Charles Laughton as Quasimodo in the 1939 movie directed by William Dieterle. This and other stills can be found on the IMDB page for the film.

 

Beauty and beast stories are thousands of years old. Here is how they generally go: a beautiful maiden somehow must associate with a character of less-than-alluring appearance, such as an animal, a god in disguise, or a magically uglified human. The girl eventually sees beyond the grotesque exterior to the real person inside, and falls in love. Then very often the whole moral is promptly compromised by the male character’s transformation into the handsome prince. Ah—it’s really about outward appearance (and wealth) after all! I write this with a smirk, as in fact those stories are not claiming that outward appearance should have no importance, but just that love can be demonstrated to be rooted in deeper things if we remove good looks as an experiment. (By the way, we’re generally talking here about removing the man’s good looks. Removing the woman’s good looks is far rarer in literature, as any student of human behavior could have predicted.)

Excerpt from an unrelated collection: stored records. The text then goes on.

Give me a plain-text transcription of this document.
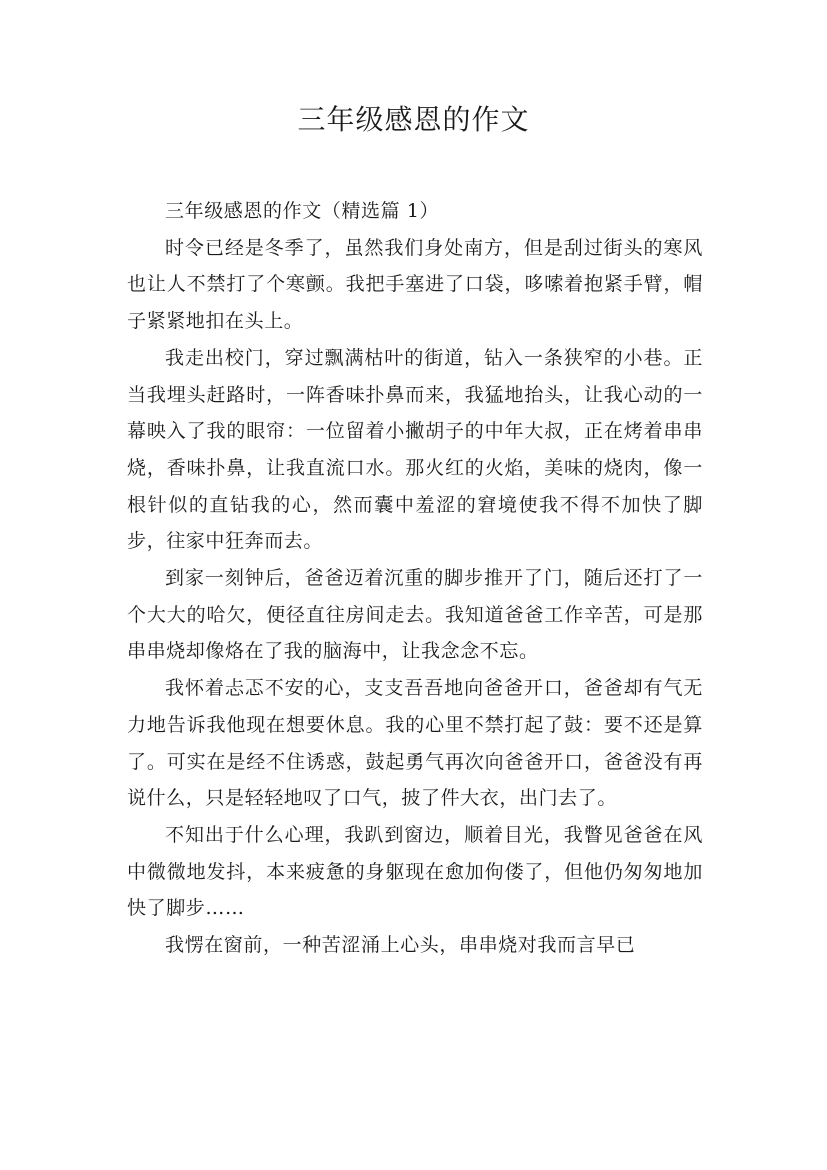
三年级感恩的作文

三年级感恩的作文（精选篇 1）

时令已经是冬季了，虽然我们身处南方，但是刮过街头的寒风也让人不禁打了个寒颤。我把手塞进了口袋，哆嗦着抱紧手臂，帽子紧紧地扣在头上。

我走出校门，穿过飘满枯叶的街道，钻入一条狭窄的小巷。正当我埋头赶路时，一阵香味扑鼻而来，我猛地抬头，让我心动的一幕映入了我的眼帘：一位留着小撇胡子的中年大叔，正在烤着串串烧，香味扑鼻，让我直流口水。那火红的火焰，美味的烧肉，像一根针似的直钻我的心，然而囊中羞涩的窘境使我不得不加快了脚步，往家中狂奔而去。

到家一刻钟后，爸爸迈着沉重的脚步推开了门，随后还打了一个大大的哈欠，便径直往房间走去。我知道爸爸工作辛苦，可是那串串烧却像烙在了我的脑海中，让我念念不忘。

我怀着忐忑不安的心，支支吾吾地向爸爸开口，爸爸却有气无力地告诉我他现在想要休息。我的心里不禁打起了鼓：要不还是算了。可实在是经不住诱惑，鼓起勇气再次向爸爸开口，爸爸没有再说什么，只是轻轻地叹了口气，披了件大衣，出门去了。

不知出于什么心理，我趴到窗边，顺着目光，我瞥见爸爸在风中微微地发抖，本来疲惫的身躯现在愈加佝偻了，但他仍匆匆地加快了脚步……

我愣在窗前，一种苦涩涌上心头，串串烧对我而言早已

Victor Hugo, perhaps the wisest of the great French novelists, wrote the perfect beauty and beast story—indeed, could do so only because he was wise. He understood beauty and was true to it in all its manifestations; and he understood ugliness and was fearless and trenchant in portraying its effects and implications. The novel is fundamentally about beauty: of Notre Dame cathedral, of Quasimodo its deaf mutant bell-ringer, of Esmeralda the gypsy girl. The beauty is very different in the three examples, except in fragility, which they share—these three beautiful things, a building, a beast, and a belle. And their fragility is due to ugliness, which likewise takes diverse forms.